Footsteps: Climbing a Peak That Stirred Kerouac

Written By Unknown on Rabu, 21 November 2012 | 17.35

Ethan Todras-Whitehill for The New York Times

View from the trail to Desolation Peak, where Jack Kerouac spent 63 days as a fire lookout in the summer of 1956.

I PASSED through a stand of fir and out onto the bare ridge, and there it was: the squat white structure where Jack Kerouac spent 63 days as a fire lookout in the summer of 1956. I had assumed that the Desolation Peak lookout would be empty, a silent monument to the Voice of the Beat Generation. But the shutters were propped open on all four sides, the door was ajar, and inside a small, seated silhouette was visible against the hazy late-afternoon sky.

I grew giddy as the figure stood and came into the doorway.

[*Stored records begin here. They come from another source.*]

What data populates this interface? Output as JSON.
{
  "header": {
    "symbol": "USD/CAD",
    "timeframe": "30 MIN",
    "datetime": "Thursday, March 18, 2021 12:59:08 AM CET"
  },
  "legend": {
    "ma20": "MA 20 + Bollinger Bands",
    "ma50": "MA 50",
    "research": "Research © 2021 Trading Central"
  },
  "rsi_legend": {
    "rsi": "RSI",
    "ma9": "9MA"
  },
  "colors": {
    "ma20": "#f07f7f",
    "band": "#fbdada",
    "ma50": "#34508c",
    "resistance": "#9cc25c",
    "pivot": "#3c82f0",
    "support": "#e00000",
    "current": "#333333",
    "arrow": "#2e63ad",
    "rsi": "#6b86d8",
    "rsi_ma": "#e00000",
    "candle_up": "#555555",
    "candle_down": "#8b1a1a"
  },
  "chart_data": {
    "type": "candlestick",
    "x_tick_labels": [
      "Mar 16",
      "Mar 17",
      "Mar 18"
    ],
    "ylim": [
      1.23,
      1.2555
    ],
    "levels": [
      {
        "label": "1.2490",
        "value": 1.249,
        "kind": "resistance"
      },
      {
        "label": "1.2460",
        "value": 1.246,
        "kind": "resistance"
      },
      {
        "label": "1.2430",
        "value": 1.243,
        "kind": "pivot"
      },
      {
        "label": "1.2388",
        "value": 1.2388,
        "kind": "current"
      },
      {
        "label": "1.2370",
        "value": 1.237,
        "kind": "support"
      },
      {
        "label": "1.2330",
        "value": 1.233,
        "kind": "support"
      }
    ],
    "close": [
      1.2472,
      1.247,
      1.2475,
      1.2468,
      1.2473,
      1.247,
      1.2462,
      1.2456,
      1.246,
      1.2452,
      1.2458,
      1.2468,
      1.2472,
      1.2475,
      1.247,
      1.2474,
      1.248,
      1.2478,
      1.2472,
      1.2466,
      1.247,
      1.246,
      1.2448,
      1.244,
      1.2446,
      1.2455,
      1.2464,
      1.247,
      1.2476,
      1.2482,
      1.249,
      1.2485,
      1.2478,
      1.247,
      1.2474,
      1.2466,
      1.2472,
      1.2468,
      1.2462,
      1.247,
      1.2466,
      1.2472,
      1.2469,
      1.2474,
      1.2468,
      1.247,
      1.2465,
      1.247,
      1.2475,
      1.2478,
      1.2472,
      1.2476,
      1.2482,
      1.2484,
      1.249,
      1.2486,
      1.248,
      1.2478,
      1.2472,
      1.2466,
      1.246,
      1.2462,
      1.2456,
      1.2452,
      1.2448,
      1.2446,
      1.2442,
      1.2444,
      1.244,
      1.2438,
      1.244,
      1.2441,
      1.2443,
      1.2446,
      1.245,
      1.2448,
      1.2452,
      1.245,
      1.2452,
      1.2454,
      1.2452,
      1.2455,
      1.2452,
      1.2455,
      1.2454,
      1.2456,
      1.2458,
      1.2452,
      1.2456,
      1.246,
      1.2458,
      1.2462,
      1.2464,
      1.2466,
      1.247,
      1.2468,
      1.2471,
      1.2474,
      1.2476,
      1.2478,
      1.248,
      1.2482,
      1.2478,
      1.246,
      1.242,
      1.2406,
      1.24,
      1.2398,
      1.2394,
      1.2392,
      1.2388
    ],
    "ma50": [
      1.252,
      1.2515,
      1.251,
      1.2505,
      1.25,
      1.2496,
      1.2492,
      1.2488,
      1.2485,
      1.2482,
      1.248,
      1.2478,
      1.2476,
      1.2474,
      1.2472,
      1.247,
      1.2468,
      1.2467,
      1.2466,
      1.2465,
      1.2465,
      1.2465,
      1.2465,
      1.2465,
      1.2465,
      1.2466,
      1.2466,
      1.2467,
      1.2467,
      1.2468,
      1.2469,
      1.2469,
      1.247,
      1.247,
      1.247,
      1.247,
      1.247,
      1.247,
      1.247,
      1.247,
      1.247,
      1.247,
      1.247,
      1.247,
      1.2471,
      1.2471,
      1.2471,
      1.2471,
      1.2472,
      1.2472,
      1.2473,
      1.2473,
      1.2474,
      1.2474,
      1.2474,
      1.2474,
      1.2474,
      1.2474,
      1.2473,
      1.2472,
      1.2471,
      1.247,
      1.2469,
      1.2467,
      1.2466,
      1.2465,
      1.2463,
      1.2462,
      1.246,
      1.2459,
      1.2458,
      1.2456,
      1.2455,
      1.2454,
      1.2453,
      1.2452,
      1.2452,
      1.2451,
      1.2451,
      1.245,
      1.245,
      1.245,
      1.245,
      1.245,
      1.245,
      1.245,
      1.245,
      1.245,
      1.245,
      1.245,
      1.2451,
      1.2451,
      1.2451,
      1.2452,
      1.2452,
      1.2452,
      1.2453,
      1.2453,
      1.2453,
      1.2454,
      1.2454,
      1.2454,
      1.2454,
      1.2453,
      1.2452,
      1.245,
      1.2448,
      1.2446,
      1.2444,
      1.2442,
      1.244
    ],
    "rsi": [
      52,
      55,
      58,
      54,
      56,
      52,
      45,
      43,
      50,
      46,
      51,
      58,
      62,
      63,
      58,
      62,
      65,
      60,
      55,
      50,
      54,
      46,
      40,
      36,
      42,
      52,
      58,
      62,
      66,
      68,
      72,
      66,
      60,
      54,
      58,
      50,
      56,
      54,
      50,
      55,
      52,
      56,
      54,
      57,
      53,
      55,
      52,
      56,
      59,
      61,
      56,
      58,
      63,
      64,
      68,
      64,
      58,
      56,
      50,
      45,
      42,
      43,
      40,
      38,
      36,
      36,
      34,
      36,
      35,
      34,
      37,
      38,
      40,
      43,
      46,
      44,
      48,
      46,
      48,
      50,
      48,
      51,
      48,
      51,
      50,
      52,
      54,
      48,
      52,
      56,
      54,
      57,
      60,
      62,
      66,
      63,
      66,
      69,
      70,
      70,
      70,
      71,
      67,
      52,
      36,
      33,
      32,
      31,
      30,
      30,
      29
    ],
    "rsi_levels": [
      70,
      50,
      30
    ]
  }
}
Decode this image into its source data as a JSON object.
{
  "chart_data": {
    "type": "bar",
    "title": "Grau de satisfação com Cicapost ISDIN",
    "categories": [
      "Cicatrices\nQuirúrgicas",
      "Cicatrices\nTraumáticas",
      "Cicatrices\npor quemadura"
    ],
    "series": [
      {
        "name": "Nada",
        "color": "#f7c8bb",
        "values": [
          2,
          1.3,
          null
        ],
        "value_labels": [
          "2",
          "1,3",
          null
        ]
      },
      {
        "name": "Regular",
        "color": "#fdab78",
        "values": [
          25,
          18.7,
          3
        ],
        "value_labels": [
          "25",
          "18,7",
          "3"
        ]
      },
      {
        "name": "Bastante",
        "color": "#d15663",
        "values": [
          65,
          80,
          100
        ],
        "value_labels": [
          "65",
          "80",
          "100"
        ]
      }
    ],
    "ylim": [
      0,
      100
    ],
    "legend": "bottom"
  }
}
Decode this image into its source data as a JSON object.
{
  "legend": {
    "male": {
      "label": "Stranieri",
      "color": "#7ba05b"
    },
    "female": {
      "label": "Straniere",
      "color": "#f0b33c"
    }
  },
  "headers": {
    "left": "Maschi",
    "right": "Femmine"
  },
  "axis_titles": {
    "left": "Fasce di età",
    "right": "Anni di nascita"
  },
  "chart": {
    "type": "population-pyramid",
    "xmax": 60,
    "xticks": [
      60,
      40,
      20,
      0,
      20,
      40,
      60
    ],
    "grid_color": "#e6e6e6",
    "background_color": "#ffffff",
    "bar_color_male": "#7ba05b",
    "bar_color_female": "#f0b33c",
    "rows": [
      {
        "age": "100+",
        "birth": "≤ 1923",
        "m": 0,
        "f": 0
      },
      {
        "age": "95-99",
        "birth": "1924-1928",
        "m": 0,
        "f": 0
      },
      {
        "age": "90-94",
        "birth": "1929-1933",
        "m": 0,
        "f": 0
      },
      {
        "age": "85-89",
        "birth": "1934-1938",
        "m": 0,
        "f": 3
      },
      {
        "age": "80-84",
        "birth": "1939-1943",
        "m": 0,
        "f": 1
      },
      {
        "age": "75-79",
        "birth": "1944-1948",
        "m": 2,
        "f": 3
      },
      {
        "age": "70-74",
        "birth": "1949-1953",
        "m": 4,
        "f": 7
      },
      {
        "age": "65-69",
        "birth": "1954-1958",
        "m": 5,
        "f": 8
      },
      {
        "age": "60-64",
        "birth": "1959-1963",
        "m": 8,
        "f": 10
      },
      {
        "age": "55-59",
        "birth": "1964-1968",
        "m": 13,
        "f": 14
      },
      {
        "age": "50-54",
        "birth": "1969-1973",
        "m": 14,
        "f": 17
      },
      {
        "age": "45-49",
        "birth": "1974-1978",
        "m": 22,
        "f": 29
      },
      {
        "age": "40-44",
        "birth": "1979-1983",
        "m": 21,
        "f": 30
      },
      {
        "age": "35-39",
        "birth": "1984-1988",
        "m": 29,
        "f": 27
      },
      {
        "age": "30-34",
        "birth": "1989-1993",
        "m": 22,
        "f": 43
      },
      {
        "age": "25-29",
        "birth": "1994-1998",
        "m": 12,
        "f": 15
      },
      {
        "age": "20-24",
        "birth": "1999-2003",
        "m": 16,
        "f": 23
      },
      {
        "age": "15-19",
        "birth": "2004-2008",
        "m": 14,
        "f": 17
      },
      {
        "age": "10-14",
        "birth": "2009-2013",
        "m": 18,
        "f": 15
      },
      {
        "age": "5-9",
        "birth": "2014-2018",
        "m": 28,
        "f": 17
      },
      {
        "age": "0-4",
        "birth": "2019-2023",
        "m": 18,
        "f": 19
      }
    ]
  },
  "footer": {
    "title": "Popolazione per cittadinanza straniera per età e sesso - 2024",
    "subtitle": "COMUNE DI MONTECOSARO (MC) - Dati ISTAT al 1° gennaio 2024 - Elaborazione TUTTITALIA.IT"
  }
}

Surely this was Kerouac's spiritual brother, a man uniquely qualified to speak about the solitary days and nights that inspired major portions of "Desolation Angels," "The Dharma Bums" and "Lonesome Traveler." A compact man with dark hair, he introduced himself as Daniel Otero, a Marine reservist who had served two tours of duty in Iraq. Kerouac, I remembered, was 34 during his time on Desolation Peak and did stints in the Navy and the merchant marine.

Mr. Otero, who had been up there all summer and was leaving in only a few days, invited me into the shack, which felt like the cabin of a ship with its desk, kitchen, bed and astrolabe-like fire-finder tool all squeezed into the single, tiny room. My eyes latched onto the corner bookshelf lined with Kerouac paperbacks. We made small talk for a few minutes before I finally asked about Mr. Otero's famous predecessor. He took a deep breath, obviously having gotten the question before. "I tried, but ... " he said, gesturing toward the books. Those books, I now realized, did not belong to Kerouac's spiritual brother. They looked new, untouched, as if they had just come out of an Amazon box. "Me and that guy just don't see eye-to-eye."

I knew exactly how he felt. For my college graduation, my uncle gave me a copy of "On the Road" with the heartfelt wish that I would find it as life-changing as he had. I was a likely candidate to do so: avid traveler, a student of English and political science in college and, later, a writer. Instead, I found Kerouac's "masterpiece" rambling and frivolous; it took me two years to get through it.

But Kerouac's hold on the public imagination has only seemed to grow in my lifetime. Two new film versions of his books are due soon, including one of "On the Road" with Kristen Stewart on Dec. 21 and another of "Big Sur," with Josh Lucas and Kate Bosworth, which does not currently have a release date.

When I moved to Seattle last year, I starting hearing about Desolation Peak. Ten years older than the last time I read him, I decided to give Kerouac's "spontaneous prose" another shot; I picked up a biography and the relevant novels, organized a few friends for a fall weekend and set out for the North Cascades.

The nice part about the Desolation Peak hike is that it can be as easy or as hard as you please. The trailhead is about three hours from Seattle, and day hikers can pay for a boat ride up Ross Lake to the base of the mountain from Ross Lake Resorts; the lakeside camp at nearby Lightning Creek offers the option to tack on a night in the wilderness. But for those looking to sleep atop Kerouac's mountain, as we planned to do, the price of admission is steep: a 3,500-foot climb carrying all the water you will need for the next day (not to mention camping gear), as Desolation Peak is bone-dry once the snowfields melt in August.

And although Kerouac himself got boat rides both ways, my wife, buddies and I opted to go farther and hike in from the highway, taking the boat only on the return trip. After all, Kerouac had two months in the northwestern woods; even with the extra mileage (almost 30 for the whole trip) we would have only three days.

The first day we hiked 16 miles across slopes of sword ferns and Oregon grape shrubs, stopping occasionally to peer into the clear depths of Ross Lake, whose contours we followed. But pretty views don't make 16 miles any shorter, and we stumbled into Lightning Creek Camp with feet in full rebellion.